Mother of Angola
Nzinga Mbande began her political life as her nation of Ndongo (present-day Angola) was fighting off a Portuguese invasion. Her brother, a by-all-accounts wimp, seemingly could not bend over backwards far enough for the Portuguese, and once he ascended to the throne, the Portuguese just tossed him in jail and took over. Nzinga approached the Portuguese and demanded her brother’s return and that they leave Ndongo. At their meeting, in a sign of disrespect, the Portuguese offered her no chair to sit in, instead providing merely a floor mat fit for servants.
In response, Nzinga ordered one of her servants to get on all fours, sitting on her as she would a chair. After the negotiations concluded, according to some accounts (more on that later), she slit her throat in full view of everyone, and informed them that the Queen of Ndongo does not use the same chair twice. Shortly thereafter, the Portuguese agreed to let her brother go.
The Queen of Ndongo does not use the same chair twice.
Now, you may have noticed that I have repeatedly used words like “supposedly” and “according to some accounts.” As with many powerful historical women (as you’ll come to see as you read more of these entries), her story is a mixture of fact and fiction, with the two difficult to separate. That she met with the Portuguese and that she sat on her servant’s back is generally agreed by historians to be accurate. Furthermore, there is no doubt that she was a thorn in the side of the Portuguese, that she founded a new nation, or that she was a great leader.

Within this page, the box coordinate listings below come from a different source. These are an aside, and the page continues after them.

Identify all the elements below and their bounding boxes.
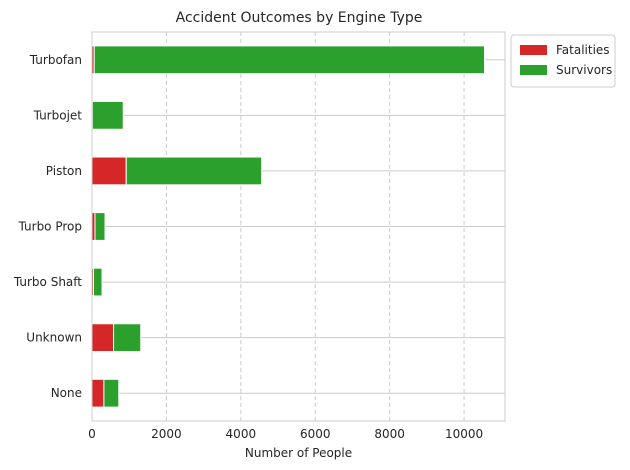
legend: Fatalities Survivors <box>510 34 616 88</box>
y-axis-ticks: Turbofan Turbojet Piston Turbo Prop Turbo Sh… <box>13 53 82 400</box>
bar-fatalities-piston <box>91 156 127 186</box>
plot-frame <box>91 31 506 422</box>
bar-survivors-turbo-shaft <box>92 267 103 297</box>
x-tick-label: 8000 <box>374 427 405 441</box>
y-tick-label: Turbo Prop <box>18 220 82 234</box>
x-tick-label: 0 <box>88 427 96 441</box>
bar-survivors-unknown <box>113 323 142 353</box>
x-tick-label: 4000 <box>226 427 257 441</box>
bar-survivors-turbo-prop <box>94 212 106 241</box>
x-tick-label: 10000 <box>445 427 483 441</box>
bar-fatalities-none <box>91 378 105 408</box>
legend-label: Fatalities <box>556 43 610 57</box>
x-tick-label: 2000 <box>151 427 182 441</box>
y-tick-label: Piston <box>46 164 82 178</box>
legend-swatch <box>520 65 547 75</box>
bars <box>91 45 486 408</box>
bar-survivors-turbofan <box>93 45 486 75</box>
x-tick-label: 6000 <box>300 427 331 441</box>
grid <box>91 32 505 421</box>
y-tick-label: Turbo Shaft <box>13 275 82 289</box>
bar-survivors-turbojet <box>91 100 124 130</box>
y-tick-label: Turbofan <box>29 53 82 67</box>
y-tick-label: Turbojet <box>33 108 83 122</box>
x-axis-label: Number of People <box>245 446 352 460</box>
bar-fatalities-unknown <box>91 323 115 353</box>
bar-survivors-piston <box>125 156 263 186</box>
x-axis-ticks: 0 2000 4000 6000 8000 10000 <box>88 427 483 441</box>
legend-swatch <box>520 45 547 55</box>
chart-title: Accident Outcomes by Engine Type <box>176 10 423 26</box>
legend-label: Survivors <box>556 63 612 77</box>
bar-survivors-none <box>103 378 120 408</box>
y-tick-label: Unknown <box>26 331 82 345</box>
y-tick-label: None <box>51 386 82 400</box>
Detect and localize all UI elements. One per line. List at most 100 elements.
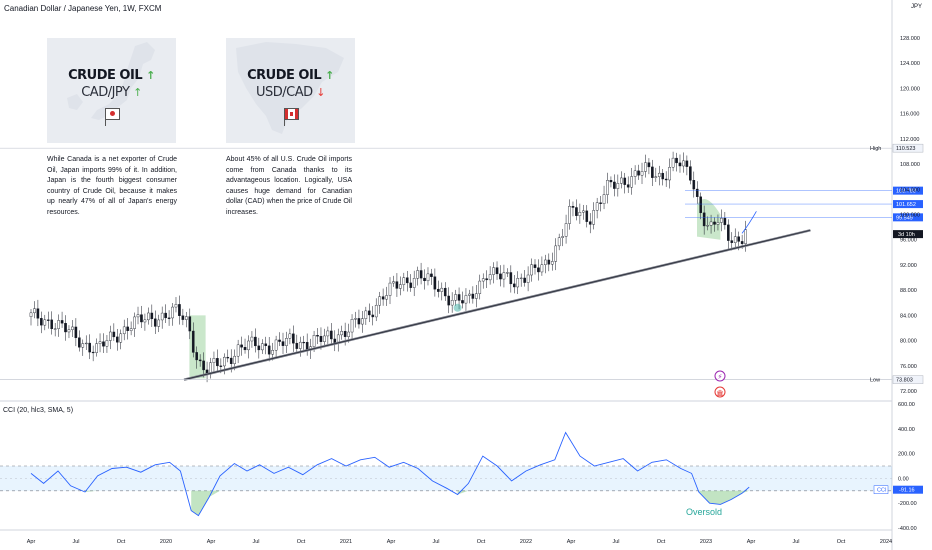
- candle-body: [461, 300, 464, 304]
- event-bank-icon[interactable]: 🏛: [714, 386, 726, 398]
- countdown-label: 3d 10h: [898, 232, 915, 238]
- candle-body: [685, 160, 689, 167]
- candle-body: [316, 335, 319, 337]
- cci-axis-tick-label: 0.00: [898, 476, 909, 482]
- candle-body: [402, 277, 406, 285]
- chart-header-title[interactable]: Canadian Dollar / Japanese Yen, 1W, FXCM: [4, 4, 162, 13]
- svg-text:⚡: ⚡: [718, 373, 723, 381]
- candle-body: [150, 312, 154, 320]
- candle-body: [71, 326, 74, 330]
- candle-body: [588, 221, 592, 225]
- cci-line[interactable]: [30, 431, 750, 517]
- candle-body: [706, 225, 709, 227]
- candle-body: [730, 240, 734, 243]
- candle-body: [295, 342, 299, 349]
- candle-body: [312, 335, 316, 347]
- candle-body: [557, 237, 561, 247]
- candle-body: [385, 295, 388, 300]
- candle-body: [675, 157, 678, 164]
- high-value: 110.523: [896, 146, 915, 152]
- oversold-annotation: Oversold: [686, 507, 722, 517]
- candle-body: [661, 172, 665, 180]
- candle-body: [340, 330, 343, 336]
- candle-body: [561, 236, 564, 238]
- candle-body: [343, 330, 347, 337]
- crude-oil-usdcad-card: CRUDE OIL ↑ USD/CAD ↓: [226, 38, 355, 143]
- candle-body: [98, 341, 102, 344]
- candle-body: [664, 178, 668, 181]
- north-america-map-graphic: [236, 42, 344, 134]
- candle-body: [264, 343, 268, 347]
- candle-body: [326, 330, 330, 337]
- candle-body: [202, 360, 205, 371]
- candle-body: [640, 171, 644, 176]
- candle-body: [243, 347, 247, 351]
- candle-body: [74, 326, 78, 338]
- cci-axis-tick-label: -400.00: [898, 526, 917, 532]
- candle-body: [744, 229, 747, 244]
- candle-body: [171, 306, 174, 319]
- candle-body: [678, 162, 682, 167]
- candle-body: [454, 294, 457, 301]
- candle-body: [550, 261, 554, 265]
- candle-body: [381, 296, 385, 300]
- candle-body: [682, 160, 685, 167]
- candle-body: [475, 293, 478, 299]
- candle-body: [143, 319, 147, 323]
- candle-body: [699, 196, 702, 214]
- candle-body: [506, 272, 509, 274]
- cci-value-badge: [893, 485, 923, 494]
- candle-body: [122, 326, 126, 335]
- x-axis-tick-label: Oct: [477, 539, 486, 545]
- cci-axis-tick-label: 600.00: [898, 402, 915, 408]
- usa-crude-oil-note: About 45% of all U.S. Crude Oil imports …: [226, 156, 352, 216]
- card-title-crude-oil: CRUDE OIL ↑: [68, 68, 155, 83]
- candle-body: [129, 328, 133, 331]
- candle-body: [740, 241, 744, 244]
- candle-body: [78, 337, 81, 348]
- x-axis-tick-label: 2020: [160, 539, 172, 545]
- candle-body: [223, 356, 226, 367]
- cci-axis-tick-label: 400.00: [898, 427, 915, 433]
- candle-body: [713, 221, 716, 225]
- candle-body: [544, 259, 547, 265]
- cci-indicator-title[interactable]: CCI (20, hlc3, SMA, 5): [3, 407, 73, 414]
- price-axis-tick-label: 96.000: [900, 238, 917, 244]
- candle-body: [350, 319, 354, 333]
- price-axis-tick-label: 100.000: [900, 213, 920, 219]
- candle-body: [585, 210, 589, 222]
- candle-body: [319, 335, 323, 342]
- x-axis-tick-label: Apr: [747, 539, 756, 545]
- x-axis-tick-label: Apr: [567, 539, 576, 545]
- candle-body: [46, 319, 50, 321]
- x-axis-tick-label: 2021: [340, 539, 352, 545]
- candle-body: [668, 167, 671, 181]
- candle-body: [450, 300, 454, 306]
- candle-body: [109, 331, 112, 341]
- candle-body: [278, 339, 281, 342]
- cci-axis-tick-label: 200.00: [898, 452, 915, 458]
- x-axis-tick-label: Apr: [387, 539, 396, 545]
- candle-body: [626, 184, 630, 188]
- candle-body: [416, 270, 419, 279]
- candle-body: [116, 336, 119, 343]
- candle-body: [623, 177, 627, 185]
- event-flash-icon[interactable]: ⚡: [714, 370, 726, 382]
- candle-body: [347, 331, 350, 337]
- candle-body: [105, 340, 109, 347]
- candle-body: [447, 295, 450, 306]
- x-axis-tick-label: Oct: [297, 539, 306, 545]
- crude-oil-cadjpy-card: CRUDE OIL ↑ CAD/JPY ↑: [47, 38, 176, 143]
- price-axis-tick-label: 80.000: [900, 339, 917, 345]
- candle-body: [292, 333, 295, 344]
- candle-body: [357, 318, 361, 325]
- candle-body: [637, 170, 640, 176]
- candle-body: [185, 316, 188, 320]
- price-axis-tick-label: 124.000: [900, 61, 920, 67]
- x-axis-tick-label: Oct: [117, 539, 126, 545]
- candle-body: [188, 316, 192, 332]
- candle-body: [288, 333, 292, 339]
- candle-body: [191, 330, 195, 353]
- candle-body: [67, 329, 71, 333]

Where it begins to fall to suspicion is in the more salacious rumors. While some report that she murdered her brother, others report that her brother committed suicide. Her slitting the servant girl’s neck and proclaiming her need for one-use chairs is likely hyperbole. Other outlandish rumors, to be taken with a brick of salt, include:
- After killing her brother’s family, she ate their hearts to absorb their courage.
- As a pre-battle ritual, she decapitated slaves and drank their blood.
- She maintained a 60-man-strong harem throughout her life — this one, best I can tell, is more regarded as true than most of the others.
- The men in her harem would fight each other to the death for the right to share her bed for the night. This one is more doubtful.
- She also apparently dressed some of them like women.
- Conversely, she staffed her army with a large number of women warriors.
Fact, fiction, self-promotion, or smear tactics, it is hard to tell.
After Nzinga pushed down the Portuguese for decades (both militarily and economically, cutting off their trade routes), they eventually threw their hands up and negotiated a peace treaty. She died several years afterwards, at the ripe old age of eighty-one. There are statues of her all over Angola to this day.
- Her outfit and axe are derived directly from one of the statues around Angola.
- The servant she used as a chair was female, not male.
- She’s wiping a bit of something red from her mouth as a reference to the blood-ingesting legends.